Elections, des Pays Bas à la France

Aux Pays Bas, les élections de Mercredi ont vu les deux partis de la coalition perdre 37 sièges! Ils n’en ont plus que 79. Ce n’est pas une mince affaire; c’est un séisme, une déroute. Un désaveu massif.

La presse internationale comme nous l’avons épinglé a, à la quasi unanimité,  présenté cette raclée comme une victoire. L’inénarrable Hollande a été l’un des plus en vue dans le commentaire inadapté,manipulateur. Et après ces gens s’étonneront de leur rejet ou de leur absence de crédibilité. La première chose que l’on attend d’eux c’est d’être capable  de nommer les choses comme elles sont, de les nommer en vérité. On ne leur demande même plus de résultats dans leur gestion ou dans leurs rodomontades, on leur demande simplement d’être capables d’énoncer des vérités de bon sens. D’être capable de lire le réel.

A la TV Néerlandaise en revanche on était dans le vrai , les leaders politiques étaient abasourdis, effondrés comme ils devait l’être en vertu des résulats. Le Labour party, parti traditionnel si il en est, a maintenant 9 sièges; il en avait 38!

Le chef de ce parti, qui n’a rien compris et rien appris a déclaré qu’il reconnaissait sa raclée, mais qu’il allait continuer à se battre pour ses valeurs: rien appris, rien compris . Et tout est à l’avenant en Europe, dans le monde : ils ne comprennnent rien et ne veulent rien entendre.

Leur seul titre de gloire n’est plus que celui ci: « la majorité des électeurs a refusé de suivre Wilders »… pour l’instant.

Aucune réflexion, aucune analyse aucun mea culpa. La réalité, la vérité est que ce sont eux, tous ces gens qui ont produit Wilders et qui ont assuré son ascension, ce sont leurs décisions, leurs politiques qui produisent le rejet de la classe politique traditionnelle et ils osent, alors qu’ils produisent « le diable »,  se féliciter que le diable n’a pas encore gagné.

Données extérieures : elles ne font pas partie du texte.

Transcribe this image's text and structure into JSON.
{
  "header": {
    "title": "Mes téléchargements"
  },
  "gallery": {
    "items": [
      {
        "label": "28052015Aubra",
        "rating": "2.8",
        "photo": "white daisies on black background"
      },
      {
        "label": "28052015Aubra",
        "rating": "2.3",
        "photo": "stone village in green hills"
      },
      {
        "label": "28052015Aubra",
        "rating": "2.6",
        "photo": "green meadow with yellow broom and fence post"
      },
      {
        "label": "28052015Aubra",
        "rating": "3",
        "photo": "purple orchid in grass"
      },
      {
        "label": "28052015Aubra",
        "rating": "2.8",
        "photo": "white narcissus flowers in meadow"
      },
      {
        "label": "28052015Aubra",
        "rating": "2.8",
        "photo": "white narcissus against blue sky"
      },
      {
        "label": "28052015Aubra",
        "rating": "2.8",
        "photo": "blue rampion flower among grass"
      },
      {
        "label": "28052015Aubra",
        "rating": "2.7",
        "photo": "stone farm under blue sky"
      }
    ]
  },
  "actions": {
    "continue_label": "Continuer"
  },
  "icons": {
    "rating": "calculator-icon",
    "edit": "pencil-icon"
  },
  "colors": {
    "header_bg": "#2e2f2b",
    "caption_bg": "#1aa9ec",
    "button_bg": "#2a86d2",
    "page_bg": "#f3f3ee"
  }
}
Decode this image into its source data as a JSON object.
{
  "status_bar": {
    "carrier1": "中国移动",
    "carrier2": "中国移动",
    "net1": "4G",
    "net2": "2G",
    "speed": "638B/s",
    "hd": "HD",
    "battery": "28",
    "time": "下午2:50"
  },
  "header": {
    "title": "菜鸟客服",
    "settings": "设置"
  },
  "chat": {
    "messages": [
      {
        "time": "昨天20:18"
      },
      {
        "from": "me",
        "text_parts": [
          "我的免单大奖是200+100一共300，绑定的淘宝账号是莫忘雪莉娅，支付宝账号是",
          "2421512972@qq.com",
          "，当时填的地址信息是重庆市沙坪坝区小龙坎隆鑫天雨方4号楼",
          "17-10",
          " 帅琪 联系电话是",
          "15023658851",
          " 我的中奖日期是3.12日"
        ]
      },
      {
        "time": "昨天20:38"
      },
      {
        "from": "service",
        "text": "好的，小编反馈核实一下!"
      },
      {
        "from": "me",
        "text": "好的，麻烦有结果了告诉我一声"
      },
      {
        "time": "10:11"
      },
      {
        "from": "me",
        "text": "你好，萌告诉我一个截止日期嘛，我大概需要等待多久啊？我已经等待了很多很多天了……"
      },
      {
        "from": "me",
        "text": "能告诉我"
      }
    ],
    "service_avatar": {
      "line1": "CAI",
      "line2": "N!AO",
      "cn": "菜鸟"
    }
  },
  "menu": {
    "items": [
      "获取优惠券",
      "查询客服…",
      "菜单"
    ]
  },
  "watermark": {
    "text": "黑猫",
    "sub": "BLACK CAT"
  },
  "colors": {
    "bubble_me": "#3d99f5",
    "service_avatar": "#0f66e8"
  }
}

Ce que les politiciens et les commentateurs et les médias oublient systématiquement de dire et d’expliquer, c’est que la progression des partis dits « populistes » est récente et qu’elle date du ralliement des partis de gauche à l’idéologie européiste, mondialiste et ordo-libérale.

Tant que les  partis de gauche étaient perçus comme défendant et représentant les salariés, ces derniers ont voté pour eux; quand ils sont passés avec armes et bagages dans  le camp de la kleptocratie , des banques et dans le camp austéritaire, les salariés sont partis.

Ceux qui sont responsables de la montée populiste, ce sont ceux qui ont trahi leur mandat de représenter les salariés.  En France l’explosion du Front National date de 1983 et 1984 c’est à dire qu’elle date de la trahison politique de Mitterrand qui s’est rallié à Delors , le triste européiste.

Avant la trahison de Mitterrand, Le Pen se trainait, il ne parvenait pas à réunir ses 500 signatures. Aux municipales puis aux Européennes après le virage austéritaire, européiste de Mitterrand, il bondit et dépasse les 10%. En 86, il obtient 36 députés à l’Assemblée…grace à qui ? En 88 , nouveau bond en avant avec 15% aux Présidentielles. Et dans les sondages, Marine est à 25%.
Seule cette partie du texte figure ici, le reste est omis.